My black and white phone screen, quite surprisingly, has had a massive effect on my interest in continuing to pop in and out of apps when I open my phone. That and killing all the notifications that “aren’t from people” has been a great release from the expectation of instant gratification. It has been extremely freeing.

It can be grounding too. Last year, my then fiance and I decided to charge our phones outside of our bedroom at night. This too affected a remarkable increase in our communication with each other. We are now married and oddly I recognize more and more each day how important that relationship is to foster and maintain. There is no post on Facebook that is more important than one word exchanged between us. It’s true. But it’s strange that we have to remind ourselves.

The importance of forgetting

Javascript- whatever you thought you knew doesn’t matter. Now, even my dog has opinions on transpilers and he scoffs at me for using jQuery. That is the story of technology and the paradigms that come and go with it. I can confirm that this is true in life as well.

Holding on to things, as I learned when I moved into a 400sq ft. apartment in Hong Kong makes it hard to acquire new things. Holding on to old data is costly and it makes finding relevant data slower and more difficult.
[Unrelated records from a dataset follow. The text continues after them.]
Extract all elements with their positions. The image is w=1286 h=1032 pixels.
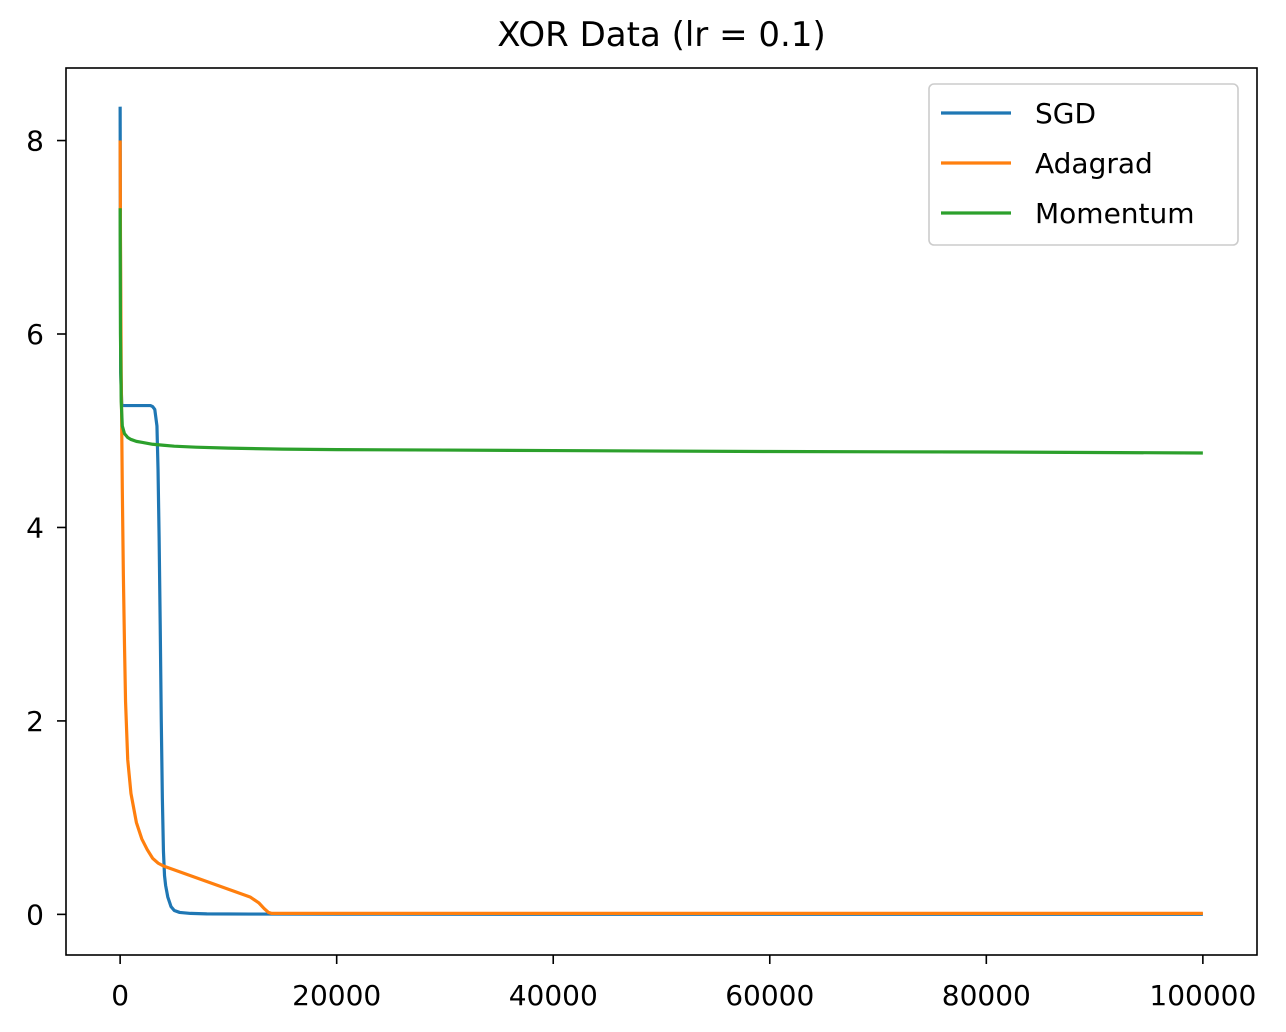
- y-tick-label: 6: [26, 318, 44, 351]
- legend-label-adagrad: Adagrad: [1035, 147, 1153, 180]
- legend: SGD Adagrad Momentum: [928, 83, 1239, 246]
- x-tick-label: 0: [111, 979, 129, 1012]
- y-axis: 0 2 4 6 8: [26, 125, 66, 931]
- series-layer: [118, 106, 1203, 916]
- y-tick-label: 2: [26, 705, 44, 738]
- x-tick-label: 40000: [509, 979, 598, 1012]
- y-tick-label: 0: [26, 898, 44, 931]
- legend-box: [928, 83, 1239, 246]
- x-tick-label: 80000: [942, 979, 1031, 1012]
- x-tick-label: 60000: [725, 979, 814, 1012]
- legend-label-sgd: SGD: [1035, 97, 1096, 130]
- series-line-momentum: [118, 208, 1203, 455]
- plot-frame: [65, 67, 1258, 956]
- x-axis: 0 20000 40000 60000 80000 100000: [111, 955, 1256, 1012]
- series-line-adagrad: [118, 140, 1203, 916]
- chart-title: XOR Data (lr = 0.1): [497, 15, 825, 55]
- series-line-sgd: [118, 106, 1203, 916]
- y-tick-label: 8: [26, 125, 44, 158]
- x-tick-label: 20000: [292, 979, 381, 1012]
- legend-label-momentum: Momentum: [1035, 197, 1195, 230]
- x-tick-label: 100000: [1149, 979, 1256, 1012]
- y-tick-label: 4: [26, 511, 44, 544]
Holding on to old ideas takes up room for new ideas.

Early on at Postmates, I became aware of a lot of records in the database that were either inaccurate or had no value to users yet we were serving these records as pages nonetheless- asking Googlebot to crawl them and often allowing them to be indexed for searchers to find. These pages didn’t do anything besides shift Googlebot’s crawl budget away from the high-quality pages on the site.

I’ve never taken so much pleasure in cleaning. We disabled 10’s or 100’s of thousands of records at a time and gradually we watched as Googlebot hit these 404’s and gave up on its futile effort to index the bad pages. So far, we’ve seen crawl behavior shifting- crawl volume has not decreased overall but the number and frequency of good pages being crawled have increased. By discarding the bad, the good came to the light.
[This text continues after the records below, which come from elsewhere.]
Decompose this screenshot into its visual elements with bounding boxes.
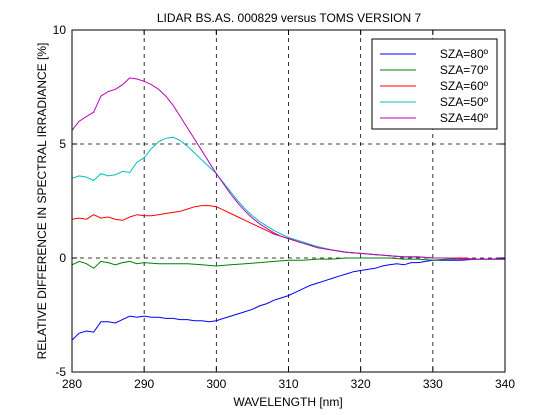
series-line-1 [71, 257, 506, 341]
x-tick-label: 280 [62, 377, 82, 391]
legend-label-4: SZA=50º [440, 95, 489, 109]
series-line-2 [71, 257, 505, 269]
y-axis-label: RELATIVE DIFFERENCE IN SPECTRAL IRRADIAN… [35, 43, 49, 360]
x-tick-label: 330 [423, 377, 443, 391]
y-tick-label: 5 [59, 137, 66, 151]
x-tick-label: 310 [278, 377, 298, 391]
series-line-5 [71, 77, 505, 260]
y-tick-label: 10 [53, 23, 67, 37]
x-axis: 280 290 300 310 320 330 340 [62, 30, 515, 391]
chart-title: LIDAR BS.AS. 000829 versus TOMS VERSION … [157, 11, 422, 25]
x-axis-label: WAVELENGTH [nm] [233, 395, 342, 409]
x-tick-label: 320 [351, 377, 371, 391]
plot-area [71, 77, 506, 341]
y-tick-label: -5 [55, 365, 66, 379]
x-tick-label: 300 [206, 377, 226, 391]
legend-label-3: SZA=60º [440, 79, 489, 93]
legend-label-1: SZA=80º [440, 47, 489, 61]
x-tick-label: 290 [134, 377, 154, 391]
legend-label-5: SZA=40º [440, 111, 489, 125]
y-axis: -5 0 5 10 [53, 23, 505, 379]
legend-label-2: SZA=70º [440, 63, 489, 77]
legend: SZA=80º SZA=70º SZA=60º SZA=50º SZA=40º [371, 38, 498, 130]
y-tick-label: 0 [59, 251, 66, 265]
x-tick-label: 340 [495, 377, 515, 391]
Change is not always that easy. Sometimes discarding is more difficult than making an API call. Sometimes clearing space means profiling, inspecting, and reconciling with what exists. I’ve come to believe that this, more than acquiring new information is the important part of growth.

This last year, as new models of acceptable male behavior, have become popularized, normalized, and sometimes flat out exposed, I have looked into a “Black Mirror” of sorts and seen what a lifetime of intentional or even passive ignorance becomes. Inspecting and reconciling with the signals of this ignorance has lead to a cognitive dissonance between what I know to be right and what I was comfortable believing. It was jarring to reconcile with my egalitarian principles and the societal norms that I had taken advantage of and implicitly endorsed. Clearing away the old junk brings more good to light.

This was also, in part, why I found the need to disconnect. I got tired of breathing the same air in my little corral of the Facebook graph. I got tired of seeing only what I was expected to agree with and I became suspicious of feedback loop that self-corrected me into a narrow view of the world. This began to look like the same conditions that lead to the societal norms I mentioned above. I wanted to leave room for something different- something outside of this little world to explore.

If you follow this blog or googleappscripting.com, you know about my passion for learning. I write it because it helps me learn and it encourages others to explore. My hope for 2018 is the same as my hope for this blog- that open-mindedness and an explorative nature spreads. I look forward to exploring React and getting involved in the tech education community here in Oakland. I hope that you consider leaving or making a little space for some exploration too.